Colder Light on the Good Fight

Revisiting Volunteers in the Spanish Civil War

Barry McLoughlin reviews the folowing volumes in Saothar, No. 28, 2003. This is the journal of the Irish Labour History Society. CC

These volumes rely to varying degrees on dossiers made available in recent years by Irish, British, Spanish, US, and Russian archives, and represent a new stage in the historiography of the International Brigades (IB). The newly accessible archival material, when woven with interview protocols, enables is to understand the functioning of the IB as political entities, and assess the extent to which dissent was tolerated, why it originated, and how the leadership, especially the political commissars, came to terms with it.

Unfortunately, Professor Stradling (University of Cardiff) promises more than he can deliver, by not underpinning his arguments with facts, and treating carelessly or misreading his sources. In attempting to rescue the Blueshirts in Spain from the condescension of posterity and the barbs of Republican folklore, Stradling is sizing up for a fight: his books, he alleges, ‘strives for impartiality’ and ‘will outrage many’ (p4). I doubt if battle will be joined, for three reasons.

First, the two Irish involvements with Spain have themselves become ‘historicized’ and cannot arouse passions to the sae extent as in the long period when Civil War hatreds dominated Irish political discourse. Second, Stradling, in comparing both sets of volunteers, acts on false premises, for instance, that the 'nationalist cause in Spain was not inherently evil nor was that of the Republican inherently good' (p212). It is incontestable that the putsch of the military coterie on 17 July 1936 set out to topple a legally elected government, and reverse the moderate policies of social reform the Popular Front parties had set in train in a poverty-stricken country. In other words, it was a classic fascist coup of 'the haves' against 'the have nots', an event repeated nearly 40 years later in Chile. Third, time and again Stradling demonstrates that his grasp of Irish history is uncertain. Frank Ryan is described as supporting Nazi Germany in World War 2 (p1), the Republican Congress is portrayed as 'an obscure splinter group of the IRA' (p1), Ryan is said to have had 'his own party...to fight the Blueshirts' (p2), and Bertie Smylie, editor of the anti-Franco Irish Times, is provided with a 'less Catholic' attitude than his counterpart in the clericalist Irish Independent (p86). Other unsubstantiated claims include the statement that Irish Catholics and British Communists had street battles in Britain every Saturday night (p89), that Irishmen in the XV IB, reputedly like their countrymen on the other side of the Jarama trenches, hated their officers more than the enemy (p211), and in another instance of inadmissible comparison, that the cause of the Irish internationalists was 'a single, communist crusade' (p139) and not a broadly anti-fascist or a dedicated 'Anti-Blueshirt' one.

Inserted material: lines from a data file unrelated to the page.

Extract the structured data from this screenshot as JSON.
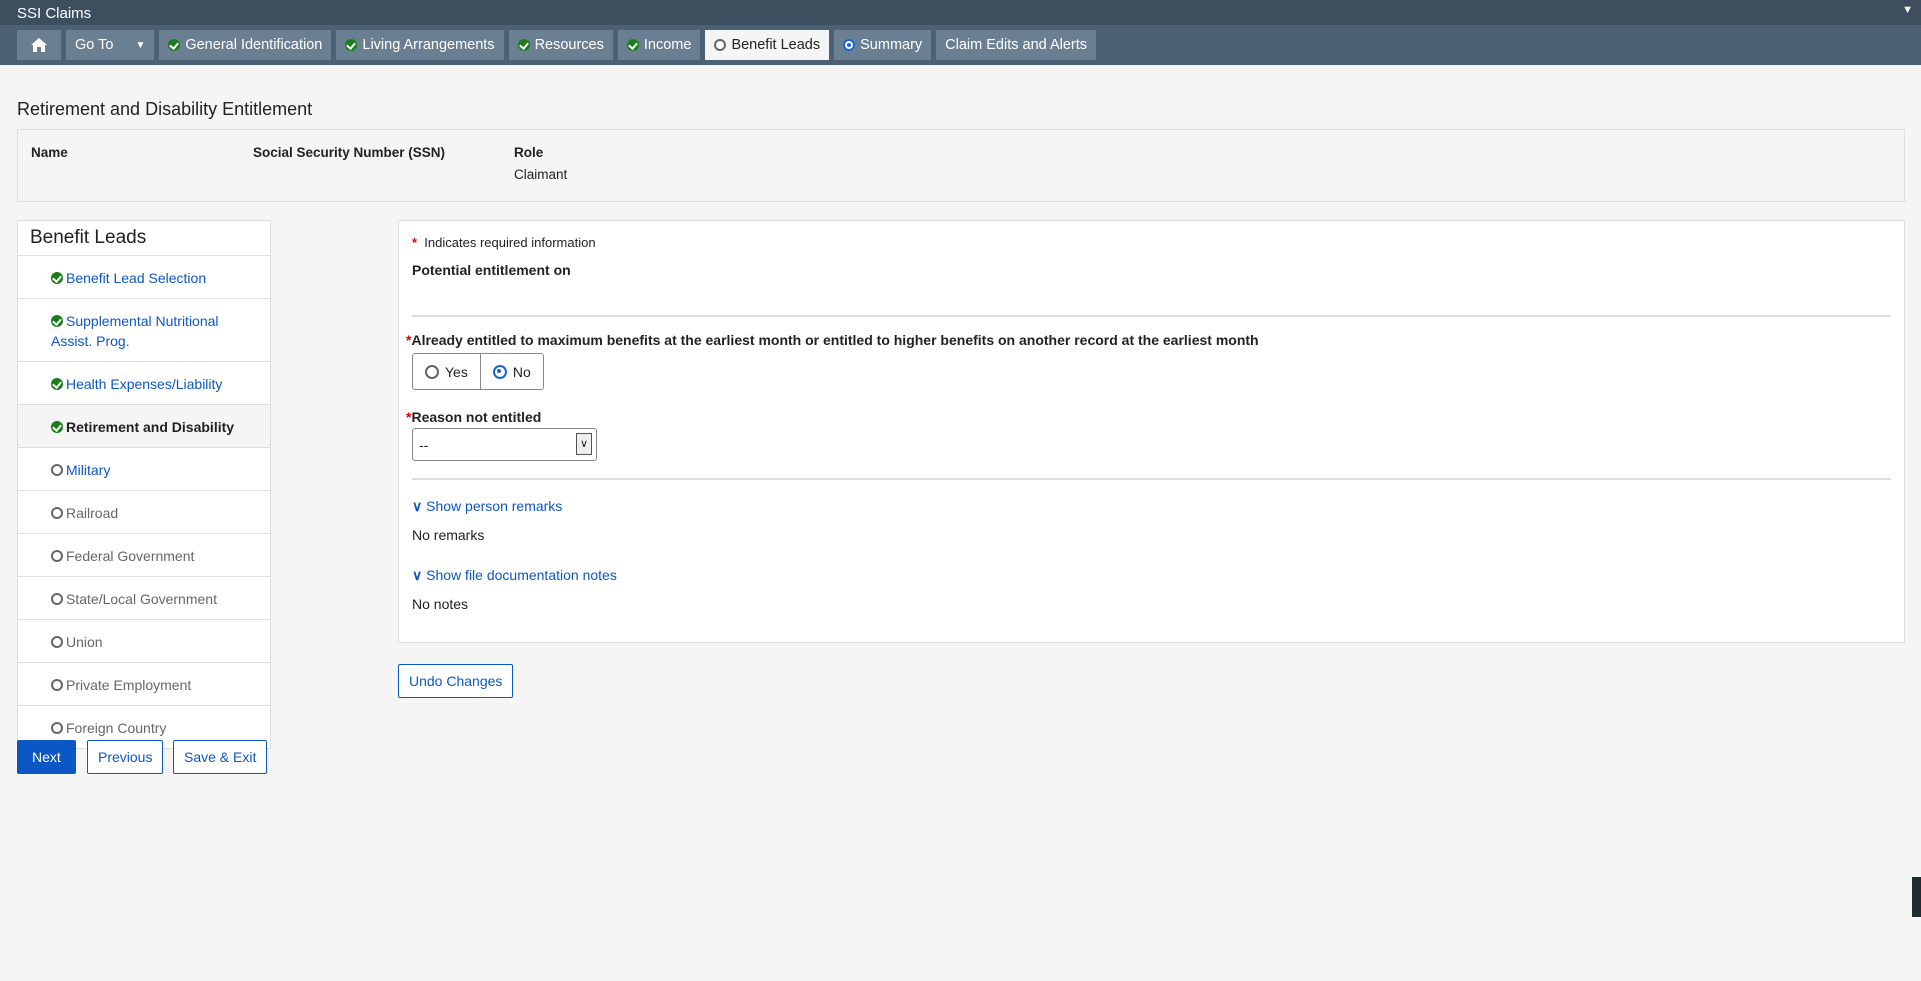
{
  "app_title": "SSI Claims",
  "nav": {
    "goto": "Go To",
    "tabs": [
      {
        "label": "General Identification",
        "status": "complete"
      },
      {
        "label": "Living Arrangements",
        "status": "complete"
      },
      {
        "label": "Resources",
        "status": "complete"
      },
      {
        "label": "Income",
        "status": "complete"
      },
      {
        "label": "Benefit Leads",
        "status": "active"
      },
      {
        "label": "Summary",
        "status": "current"
      },
      {
        "label": "Claim Edits and Alerts",
        "status": "none"
      }
    ]
  },
  "page_title": "Retirement and Disability Entitlement",
  "info": {
    "name_label": "Name",
    "ssn_label": "Social Security Number (SSN)",
    "role_label": "Role",
    "role_value": "Claimant"
  },
  "sidebar": {
    "title": "Benefit Leads",
    "items": [
      {
        "label": "Benefit Lead Selection",
        "status": "complete"
      },
      {
        "label": "Supplemental Nutritional Assist. Prog.",
        "status": "complete"
      },
      {
        "label": "Health Expenses/Liability",
        "status": "complete"
      },
      {
        "label": "Retirement and Disability",
        "status": "selected"
      },
      {
        "label": "Military",
        "status": "open"
      },
      {
        "label": "Railroad",
        "status": "open"
      },
      {
        "label": "Federal Government",
        "status": "open"
      },
      {
        "label": "State/Local Government",
        "status": "open"
      },
      {
        "label": "Union",
        "status": "open"
      },
      {
        "label": "Private Employment",
        "status": "open"
      },
      {
        "label": "Foreign Country",
        "status": "open"
      }
    ]
  },
  "form": {
    "required_note": "Indicates required information",
    "potential_label": "Potential entitlement on",
    "q1": "Already entitled to maximum benefits at the earliest month or entitled to higher benefits on another record at the earliest month",
    "yes": "Yes",
    "no": "No",
    "selected": "No",
    "reason_label": "Reason not entitled",
    "reason_value": "--",
    "show_remarks": "Show person remarks",
    "no_remarks": "No remarks",
    "show_notes": "Show file documentation notes",
    "no_notes": "No notes"
  },
  "buttons": {
    "undo": "Undo Changes",
    "next": "Next",
    "previous": "Previous",
    "save_exit": "Save & Exit"
  }
}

Stradling's careless syntax and cavalier attitude to secondary sources pepper the text. Anyone conversant with the history of the Spanish Civil war knows that Paris was an assembly point for volunteers heading south, and not 'the headquarters of the Comintern' (p147), or that the countermeasures taken against guerrilla activities in the vicinity of Caceres, Extremadura, the former socialist bastion occupied by fascist troops and O'Duffy's Bandera, can scarcely be termed an 'anti-terrorist campaign (p48). After an entertaining narrative of the Irish Catholic volunteers, the text losses fluency because the author cannot make up his own mind on what the contribution made by the Irish in the XV IB amounted to. Stradling (p160) also misreads Michael O’Riordan’s reference (Connolly Column, n 15, p66) to the use of the pseudonym ‘Ryan’ by Kit Conway: this was his nom de guerre as a training officer in the IRA, and not when he assumed military responsibility in Spain. This criticism – not rechecking secondary sources – is justified by many other examples, but it is worth dwelling on the case of Kit Conway as it forms part of Stradling’s account on the background to ‘the split’ among Irish arrivals at Madrigueras in January 1937, just before the XV IB was established.

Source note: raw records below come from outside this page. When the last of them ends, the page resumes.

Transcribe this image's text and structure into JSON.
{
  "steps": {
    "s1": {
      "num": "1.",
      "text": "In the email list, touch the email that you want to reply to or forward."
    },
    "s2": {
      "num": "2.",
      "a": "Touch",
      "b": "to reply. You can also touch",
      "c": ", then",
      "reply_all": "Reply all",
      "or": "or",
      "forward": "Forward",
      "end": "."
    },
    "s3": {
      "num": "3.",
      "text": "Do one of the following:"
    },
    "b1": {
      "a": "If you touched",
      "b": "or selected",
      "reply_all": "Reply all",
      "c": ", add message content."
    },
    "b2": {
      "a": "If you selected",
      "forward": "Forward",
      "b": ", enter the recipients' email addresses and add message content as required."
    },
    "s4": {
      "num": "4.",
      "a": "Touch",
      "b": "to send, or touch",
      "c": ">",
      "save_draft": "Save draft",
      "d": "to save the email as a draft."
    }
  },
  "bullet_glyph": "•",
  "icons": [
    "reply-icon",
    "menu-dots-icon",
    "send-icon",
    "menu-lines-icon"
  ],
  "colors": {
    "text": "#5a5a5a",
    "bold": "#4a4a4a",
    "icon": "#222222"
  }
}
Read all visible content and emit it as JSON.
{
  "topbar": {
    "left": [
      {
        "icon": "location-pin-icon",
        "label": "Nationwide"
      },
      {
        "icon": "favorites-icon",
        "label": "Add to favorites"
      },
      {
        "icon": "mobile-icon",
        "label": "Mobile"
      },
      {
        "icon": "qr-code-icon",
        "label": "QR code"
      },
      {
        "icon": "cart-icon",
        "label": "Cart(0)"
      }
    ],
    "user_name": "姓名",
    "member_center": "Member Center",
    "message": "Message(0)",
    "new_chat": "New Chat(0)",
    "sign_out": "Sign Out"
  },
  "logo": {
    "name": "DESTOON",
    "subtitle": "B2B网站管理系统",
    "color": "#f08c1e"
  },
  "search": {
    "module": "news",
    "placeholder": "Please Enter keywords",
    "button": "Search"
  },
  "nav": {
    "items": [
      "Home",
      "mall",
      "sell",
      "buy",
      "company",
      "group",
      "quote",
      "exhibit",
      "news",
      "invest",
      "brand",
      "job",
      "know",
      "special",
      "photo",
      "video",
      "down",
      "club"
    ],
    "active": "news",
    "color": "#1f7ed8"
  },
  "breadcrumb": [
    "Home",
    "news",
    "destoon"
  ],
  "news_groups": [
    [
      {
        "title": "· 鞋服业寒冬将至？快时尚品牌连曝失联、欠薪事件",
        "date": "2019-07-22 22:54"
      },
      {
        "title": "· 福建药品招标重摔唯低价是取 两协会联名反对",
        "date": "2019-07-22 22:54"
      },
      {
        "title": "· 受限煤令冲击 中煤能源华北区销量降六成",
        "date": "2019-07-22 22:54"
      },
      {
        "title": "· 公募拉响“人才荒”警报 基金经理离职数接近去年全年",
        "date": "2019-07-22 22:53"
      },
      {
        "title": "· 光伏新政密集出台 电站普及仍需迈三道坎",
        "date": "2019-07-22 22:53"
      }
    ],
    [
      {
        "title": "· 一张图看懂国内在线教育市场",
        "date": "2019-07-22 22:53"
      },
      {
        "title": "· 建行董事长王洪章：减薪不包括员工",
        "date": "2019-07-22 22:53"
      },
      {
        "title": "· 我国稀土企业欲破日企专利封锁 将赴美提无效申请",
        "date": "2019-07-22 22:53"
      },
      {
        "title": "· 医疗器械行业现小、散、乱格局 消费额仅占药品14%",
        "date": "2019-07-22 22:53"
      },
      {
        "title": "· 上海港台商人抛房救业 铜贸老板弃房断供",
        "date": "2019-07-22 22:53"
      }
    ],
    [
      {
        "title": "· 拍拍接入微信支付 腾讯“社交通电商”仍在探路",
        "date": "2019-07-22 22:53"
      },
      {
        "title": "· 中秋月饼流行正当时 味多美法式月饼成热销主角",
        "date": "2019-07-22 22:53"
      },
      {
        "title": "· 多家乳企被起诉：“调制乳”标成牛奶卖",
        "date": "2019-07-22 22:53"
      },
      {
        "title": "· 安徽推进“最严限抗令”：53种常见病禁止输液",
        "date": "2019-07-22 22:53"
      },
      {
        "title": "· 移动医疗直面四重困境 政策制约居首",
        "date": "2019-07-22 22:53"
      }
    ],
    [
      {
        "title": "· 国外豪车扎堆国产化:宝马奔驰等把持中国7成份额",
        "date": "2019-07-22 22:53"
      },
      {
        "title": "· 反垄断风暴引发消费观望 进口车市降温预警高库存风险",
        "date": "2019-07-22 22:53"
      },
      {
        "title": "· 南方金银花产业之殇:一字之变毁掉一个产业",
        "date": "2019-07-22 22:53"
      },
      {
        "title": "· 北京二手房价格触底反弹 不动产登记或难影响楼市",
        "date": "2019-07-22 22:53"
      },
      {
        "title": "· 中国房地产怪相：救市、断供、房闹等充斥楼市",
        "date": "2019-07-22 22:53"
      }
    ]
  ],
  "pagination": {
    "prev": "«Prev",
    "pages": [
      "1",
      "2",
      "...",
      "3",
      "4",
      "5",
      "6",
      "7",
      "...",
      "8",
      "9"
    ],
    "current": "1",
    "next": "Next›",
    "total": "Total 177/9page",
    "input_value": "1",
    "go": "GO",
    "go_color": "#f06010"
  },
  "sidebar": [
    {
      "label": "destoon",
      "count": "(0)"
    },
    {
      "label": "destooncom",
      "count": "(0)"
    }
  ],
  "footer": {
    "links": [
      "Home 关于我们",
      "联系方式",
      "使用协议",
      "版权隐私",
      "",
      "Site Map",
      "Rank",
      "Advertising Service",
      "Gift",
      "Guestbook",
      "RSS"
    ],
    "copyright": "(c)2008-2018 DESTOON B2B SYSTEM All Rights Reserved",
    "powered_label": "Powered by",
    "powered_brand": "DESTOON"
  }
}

Over twenty years ago (Irish Democrat, December 1978, as quoted in Cronin, Frank Ryan, p92), Peter O’Connor described how he and others at a meeting on 12 January 1937 tried to dissuade the Irish contingent from joining the American battalion after it emerged that leading British officers (Macartney, Nathan) had served in the Crown forces in Ireland during the War of Independence. Stradling recapitulates the disagreements between the Irish, including Frank Ryan, and the British officials and the IB base staff. He thereby poses some of the few theories in his book which sound plausible: A) that Conway, a Communist, and not the recognised leader Frank Ryan, a practising Catholic and non-Communist, was given the command of a company, thus explaining Ryan’s roving commission until his capture in March 1938; B) that the Irish, because of their disparate political composition and the lack of influence of the tiny Communist Party of Ireland, were not given national ‘unit status’ or their own commissars; C) that the British commissars, Springhall and Kerrigan, and perhaps Marty, head of IB base at Albacete, were just as pleased to see the ‘fractious Irish’ dispatched to two battalions.

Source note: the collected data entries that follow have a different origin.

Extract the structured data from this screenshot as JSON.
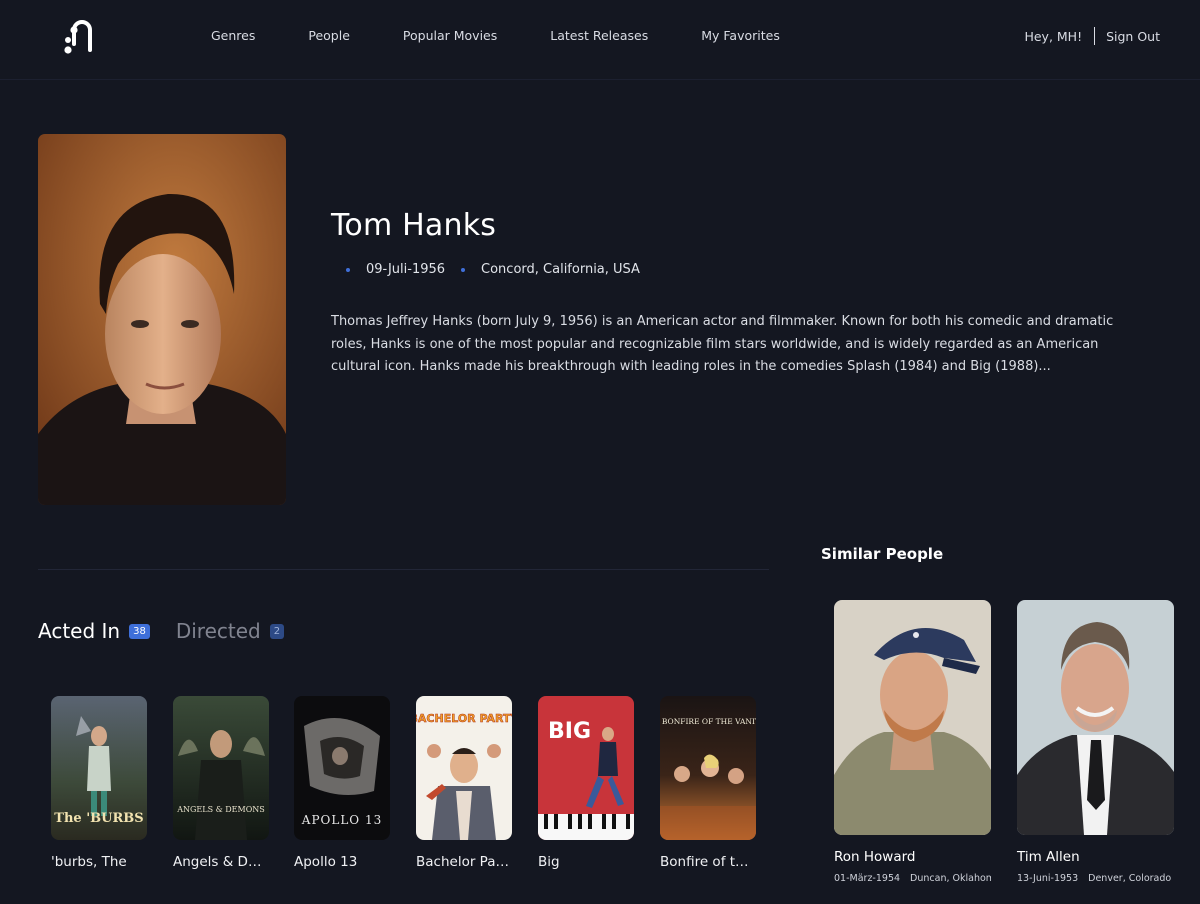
{
  "nav": {
    "links": [
      "Genres",
      "People",
      "Popular Movies",
      "Latest Releases",
      "My Favorites"
    ],
    "greeting": "Hey, MH!",
    "signout": "Sign Out"
  },
  "person": {
    "name": "Tom Hanks",
    "birthdate": "09-Juli-1956",
    "birthplace": "Concord, California, USA",
    "bio": "Thomas Jeffrey Hanks (born July 9, 1956) is an American actor and filmmaker. Known for both his comedic and dramatic roles, Hanks is one of the most popular and recognizable film stars worldwide, and is widely regarded as an American cultural icon. Hanks made his breakthrough with leading roles in the comedies Splash (1984) and Big (1988)..."
  },
  "tabs": [
    {
      "label": "Acted In",
      "count": "38"
    },
    {
      "label": "Directed",
      "count": "2"
    }
  ],
  "movies": [
    {
      "title": "'burbs, The",
      "poster_text": "The 'BURBS"
    },
    {
      "title": "Angels & Demons",
      "poster_text": "ANGELS & DEMONS"
    },
    {
      "title": "Apollo 13",
      "poster_text": "APOLLO 13"
    },
    {
      "title": "Bachelor Party",
      "poster_text": "BACHELOR PARTY"
    },
    {
      "title": "Big",
      "poster_text": "BIG"
    },
    {
      "title": "Bonfire of the Vanities",
      "poster_text": "THE BONFIRE OF THE VANITIES"
    }
  ],
  "similar": {
    "title": "Similar People",
    "people": [
      {
        "name": "Ron Howard",
        "birthdate": "01-März-1954",
        "birthplace": "Duncan, Oklahoma"
      },
      {
        "name": "Tim Allen",
        "birthdate": "13-Juni-1953",
        "birthplace": "Denver, Colorado"
      }
    ]
  },
  "colors": {
    "background": "#141721",
    "accent": "#3e6fd9"
  }
}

While these interpretations hardly justify Stradling’s view that the Irish were a ‘potential Fifth Column’ (p161), some authorities were unsure about the Irish. Merriman, the prospective commander of the American battalion, resisted their transfer (‘a bunch of drunks.... fighting among themselves’). As Stradling quotes at length (p158), Kerrigan wrote to Pollitt in like spirit on 19 January 1937, saying that it was better that the ballot went in favour of the American option as many of the recent arrivals were ‘a lot of drunken Irish exiles....petty criminal [and] hooligan types’. Dissent on the part of a minority of Irish arrivals leads Stradling to the unfounded speculation that the first contingent from Ireland, despite their formal political affiliations, were closer to the anarchists or the POUM than the Spanish Communist Party (p187)

The numerous other factual errors notwithstanding, Stradling is to be congratulated on his analysis of the recruitment and battle service of O’Duffy’s 670-strong detachment within the Spanish Foreign legion (Tercio), the elite formation which functioned as ‘shock troops’ in every major battle. The Irish Bandera formed at Caceres was riven by class and regional divisions (Kerry vs. the rest) from the start. The officers were Civil War veterans who had been cashiered after the 1924 Army mutiny and hankered after the officer status they had little hope of regaining – a common component in the psychology of fascist adventurers. They travelled by cruise liner to Portugal, and then overland, giving themselves inflated military ranks.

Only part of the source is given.